Figure 1: Hippocampal Inputs to the Nucleus Accumbens Drive Motivated Responding to Appetitive but not Aversive Stimuli.


Click image for larger version.


(a) Pathway-specific targeting of hippocampal afferents to the nucleus accumbens using optogenetics: virally-mediated expression of the light-sensitive inhibitory proton pump ArchT in the ventral subiculum of the hippocampus (vSub) with optic fibre implantation above the nucleus accumbens shell (NAcSh).
(b) Rats learned to lever-press for food before receiving repeated tone-foot shock pairings in the same chamber (fear conditioning). Reward-seeking behaviour was measured in two subsequent test sessions; each subject received one light-on session.
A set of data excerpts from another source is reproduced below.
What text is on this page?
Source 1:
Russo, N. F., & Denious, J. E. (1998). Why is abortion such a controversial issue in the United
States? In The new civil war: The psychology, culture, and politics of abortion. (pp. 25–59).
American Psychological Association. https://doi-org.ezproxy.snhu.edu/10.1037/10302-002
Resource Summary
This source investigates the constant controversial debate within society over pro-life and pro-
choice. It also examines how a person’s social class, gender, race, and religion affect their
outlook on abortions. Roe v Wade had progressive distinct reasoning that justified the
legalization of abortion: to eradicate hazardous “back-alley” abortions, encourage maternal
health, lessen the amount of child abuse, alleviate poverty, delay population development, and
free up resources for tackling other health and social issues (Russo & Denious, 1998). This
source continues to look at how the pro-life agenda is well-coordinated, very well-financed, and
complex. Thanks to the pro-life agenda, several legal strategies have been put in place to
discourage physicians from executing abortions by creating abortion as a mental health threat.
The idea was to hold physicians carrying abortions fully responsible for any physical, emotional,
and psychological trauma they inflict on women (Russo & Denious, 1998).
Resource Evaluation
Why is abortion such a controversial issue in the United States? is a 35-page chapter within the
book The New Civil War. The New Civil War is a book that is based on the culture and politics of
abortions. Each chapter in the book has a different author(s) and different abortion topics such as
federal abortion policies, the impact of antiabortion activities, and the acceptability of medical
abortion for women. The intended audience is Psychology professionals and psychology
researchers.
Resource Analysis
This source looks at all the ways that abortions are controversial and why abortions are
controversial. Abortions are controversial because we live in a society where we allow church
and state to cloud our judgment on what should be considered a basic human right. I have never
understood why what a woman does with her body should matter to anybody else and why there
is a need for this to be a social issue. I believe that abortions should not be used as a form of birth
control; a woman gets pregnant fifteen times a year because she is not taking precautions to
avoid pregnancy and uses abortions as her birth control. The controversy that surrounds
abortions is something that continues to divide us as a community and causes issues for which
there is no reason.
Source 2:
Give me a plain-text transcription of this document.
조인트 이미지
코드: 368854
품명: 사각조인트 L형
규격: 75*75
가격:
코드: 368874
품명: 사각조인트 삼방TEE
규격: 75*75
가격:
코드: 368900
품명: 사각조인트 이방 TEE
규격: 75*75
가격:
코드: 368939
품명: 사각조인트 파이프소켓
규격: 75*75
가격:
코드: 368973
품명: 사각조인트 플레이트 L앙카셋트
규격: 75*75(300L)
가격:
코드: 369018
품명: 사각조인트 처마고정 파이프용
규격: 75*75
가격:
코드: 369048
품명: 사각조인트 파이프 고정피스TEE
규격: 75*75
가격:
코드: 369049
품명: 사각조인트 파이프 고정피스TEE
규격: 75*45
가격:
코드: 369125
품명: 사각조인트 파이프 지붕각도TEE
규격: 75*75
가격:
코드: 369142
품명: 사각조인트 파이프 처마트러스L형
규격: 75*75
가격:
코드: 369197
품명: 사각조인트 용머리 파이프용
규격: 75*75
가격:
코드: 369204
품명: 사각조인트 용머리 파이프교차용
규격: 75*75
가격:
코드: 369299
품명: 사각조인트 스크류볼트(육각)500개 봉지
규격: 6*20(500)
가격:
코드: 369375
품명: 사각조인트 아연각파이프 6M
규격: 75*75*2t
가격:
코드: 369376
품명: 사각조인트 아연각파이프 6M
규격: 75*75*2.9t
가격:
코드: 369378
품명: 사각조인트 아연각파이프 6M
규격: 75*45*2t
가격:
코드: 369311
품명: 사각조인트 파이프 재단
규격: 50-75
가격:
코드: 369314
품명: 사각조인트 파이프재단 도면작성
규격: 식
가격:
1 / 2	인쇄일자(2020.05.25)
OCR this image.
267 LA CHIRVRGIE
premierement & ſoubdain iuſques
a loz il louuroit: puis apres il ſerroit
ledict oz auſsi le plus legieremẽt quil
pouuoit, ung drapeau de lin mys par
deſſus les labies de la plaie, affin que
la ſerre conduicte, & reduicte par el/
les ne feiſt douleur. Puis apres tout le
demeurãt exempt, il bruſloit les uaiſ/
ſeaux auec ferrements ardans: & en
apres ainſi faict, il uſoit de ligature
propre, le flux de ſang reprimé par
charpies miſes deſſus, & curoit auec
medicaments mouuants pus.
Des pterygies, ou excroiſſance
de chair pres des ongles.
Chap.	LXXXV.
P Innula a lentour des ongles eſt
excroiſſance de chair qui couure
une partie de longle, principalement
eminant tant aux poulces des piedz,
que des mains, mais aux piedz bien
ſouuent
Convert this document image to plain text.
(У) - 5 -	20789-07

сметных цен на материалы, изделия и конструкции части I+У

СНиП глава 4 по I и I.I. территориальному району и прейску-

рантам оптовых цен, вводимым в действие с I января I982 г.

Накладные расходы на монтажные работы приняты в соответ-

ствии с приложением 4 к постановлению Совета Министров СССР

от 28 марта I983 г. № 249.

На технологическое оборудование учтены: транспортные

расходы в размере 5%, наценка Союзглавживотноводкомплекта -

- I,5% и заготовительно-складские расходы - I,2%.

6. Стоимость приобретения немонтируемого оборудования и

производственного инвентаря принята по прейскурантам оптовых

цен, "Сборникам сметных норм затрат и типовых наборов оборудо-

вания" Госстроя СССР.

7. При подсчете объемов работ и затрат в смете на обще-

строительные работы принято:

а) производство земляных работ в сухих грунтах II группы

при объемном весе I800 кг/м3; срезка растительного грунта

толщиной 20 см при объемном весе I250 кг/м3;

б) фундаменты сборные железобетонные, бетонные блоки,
(c-e) Mean lever presses before and after tone-shock exposure, expressed as a percentage of the session immediately before fear conditioning (baseline). Coloured bars correspond to the session in which rats received light inhibition. (c) Inhibiting vSub-to-NAcSh terminals reduced reward-seeking in photostimulated rats (On) relative to light-off controls (Off). (d) Rats that received light inhibition during fear conditioning did not differ from controls in the number of lever-presses made when tested without light. (e) Inhibiting this pathway did not affect motivated responding when tested after shifting the emotional valence of a context from appetitive to aversive.
N.s., not significant. *p < .05. Error bars, s.e.m. Schematic images in (b), modified from 15, 16.